Nick bit his tongue. He wanted to lash out, and he was shocked at his own ability to leap from one emotional extreme to another. He told himself they were just tired and stressed out. He exhaled and asked as patiently as he could muster, “Where is it?”
She raised her command display and pointed to a waypoint on the map. “I was going to stop here myself, before you came. And since Vaughn suggested this route, it’s actually on the way.”
That wasn’t exactly true; the village was slightly off to the southeast of their trajectory, but it wasn’t far out of the way.
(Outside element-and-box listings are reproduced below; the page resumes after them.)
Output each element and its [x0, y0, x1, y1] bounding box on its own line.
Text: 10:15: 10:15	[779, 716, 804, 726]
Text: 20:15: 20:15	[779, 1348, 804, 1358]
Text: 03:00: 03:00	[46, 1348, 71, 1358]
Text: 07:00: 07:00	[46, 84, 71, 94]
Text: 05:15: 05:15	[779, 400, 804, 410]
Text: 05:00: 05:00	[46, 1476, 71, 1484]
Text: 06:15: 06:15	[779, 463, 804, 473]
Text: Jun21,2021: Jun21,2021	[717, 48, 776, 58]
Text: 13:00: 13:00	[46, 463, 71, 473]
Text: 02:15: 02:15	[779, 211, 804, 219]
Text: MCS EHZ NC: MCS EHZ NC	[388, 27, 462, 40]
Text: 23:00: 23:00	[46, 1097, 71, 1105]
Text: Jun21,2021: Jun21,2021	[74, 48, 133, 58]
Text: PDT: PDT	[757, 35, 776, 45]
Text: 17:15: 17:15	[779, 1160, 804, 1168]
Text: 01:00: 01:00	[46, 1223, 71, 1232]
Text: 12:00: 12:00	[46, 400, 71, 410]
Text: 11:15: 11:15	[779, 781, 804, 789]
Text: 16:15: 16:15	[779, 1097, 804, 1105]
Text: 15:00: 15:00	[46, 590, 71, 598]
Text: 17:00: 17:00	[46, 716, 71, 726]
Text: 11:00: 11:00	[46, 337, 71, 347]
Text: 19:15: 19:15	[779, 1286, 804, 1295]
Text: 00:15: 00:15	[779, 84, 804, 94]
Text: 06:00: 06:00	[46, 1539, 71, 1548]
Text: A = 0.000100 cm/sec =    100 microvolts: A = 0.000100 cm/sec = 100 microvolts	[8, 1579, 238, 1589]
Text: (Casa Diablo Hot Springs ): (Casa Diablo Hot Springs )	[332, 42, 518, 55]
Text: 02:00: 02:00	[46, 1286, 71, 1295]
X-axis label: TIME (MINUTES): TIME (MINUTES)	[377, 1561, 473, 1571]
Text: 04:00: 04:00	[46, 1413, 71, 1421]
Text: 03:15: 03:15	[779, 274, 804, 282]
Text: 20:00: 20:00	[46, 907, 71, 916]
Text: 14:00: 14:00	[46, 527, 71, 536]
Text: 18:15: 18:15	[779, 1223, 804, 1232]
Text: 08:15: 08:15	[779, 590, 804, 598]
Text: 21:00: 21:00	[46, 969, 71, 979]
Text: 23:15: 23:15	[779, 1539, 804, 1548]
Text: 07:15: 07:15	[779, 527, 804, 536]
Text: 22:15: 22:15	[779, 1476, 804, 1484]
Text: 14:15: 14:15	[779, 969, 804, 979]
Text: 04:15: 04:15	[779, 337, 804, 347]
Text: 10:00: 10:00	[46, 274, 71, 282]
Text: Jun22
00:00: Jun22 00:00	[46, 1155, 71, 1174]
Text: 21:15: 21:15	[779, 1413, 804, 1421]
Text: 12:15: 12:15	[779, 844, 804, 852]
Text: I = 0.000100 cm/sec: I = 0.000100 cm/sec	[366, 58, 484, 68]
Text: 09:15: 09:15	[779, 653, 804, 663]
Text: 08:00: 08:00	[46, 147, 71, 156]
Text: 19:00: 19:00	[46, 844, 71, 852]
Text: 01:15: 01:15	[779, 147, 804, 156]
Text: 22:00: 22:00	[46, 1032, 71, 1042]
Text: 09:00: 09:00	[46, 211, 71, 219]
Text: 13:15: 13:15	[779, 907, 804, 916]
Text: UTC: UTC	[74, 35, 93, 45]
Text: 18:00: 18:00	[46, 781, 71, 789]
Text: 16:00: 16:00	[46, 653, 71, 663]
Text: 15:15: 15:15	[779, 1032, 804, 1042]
And Nick didn’t want more conflict. He glanced over at the drones who had no trouble filling their stomachs with the prepackaged years-old food. They were the work animals, and they would do all the heavy lifting, Nick knew—including carrying Erin.
“Alright. We can stop and warn them,” he agreed. “But you realize, we don’t even know where the emergents are right now. We’re having to go by what Vaughn tells us. Lusa, we can’t promise them anything.”
She nodded, and he knew she understood that Vaughn, who would have left her to die if it hadn’t been for Nick, would undoubtedly sacrifice her people if saving them wasn’t expedient.
“We won’t stay long,” she promised.
CHAPTER 18
WHEN LUSA TOLD Nick they were getting close to the village, he was surprised. He didn’t see any mountains nearby, and he wondered if the natives had built here by choice, or if all the mountain tops had been spoken for and this was the cheap real estate. His tired mind even started to mention this to Lusa, as if she’d find it humorous, but he kept his mouth shut. And soon he would be glad he did.
The walk had been monotonous. Long walks always were, but when the scenery was the same old dull, flat grassland for as far as the eye could see, it seemed endless. Though the sun wouldn’t set for some time, Nick’s growling stomach told him it was nearly suppertime. He hoped the natives were cooking when they arrived. He hoped it was something similar to what Lusa’s people had served him and Jimmy over one year ago when they’d first been taken to Pete’s village. He could still smell the bread and meat. He remembered thinking it was the best tasting food he’d ever eaten.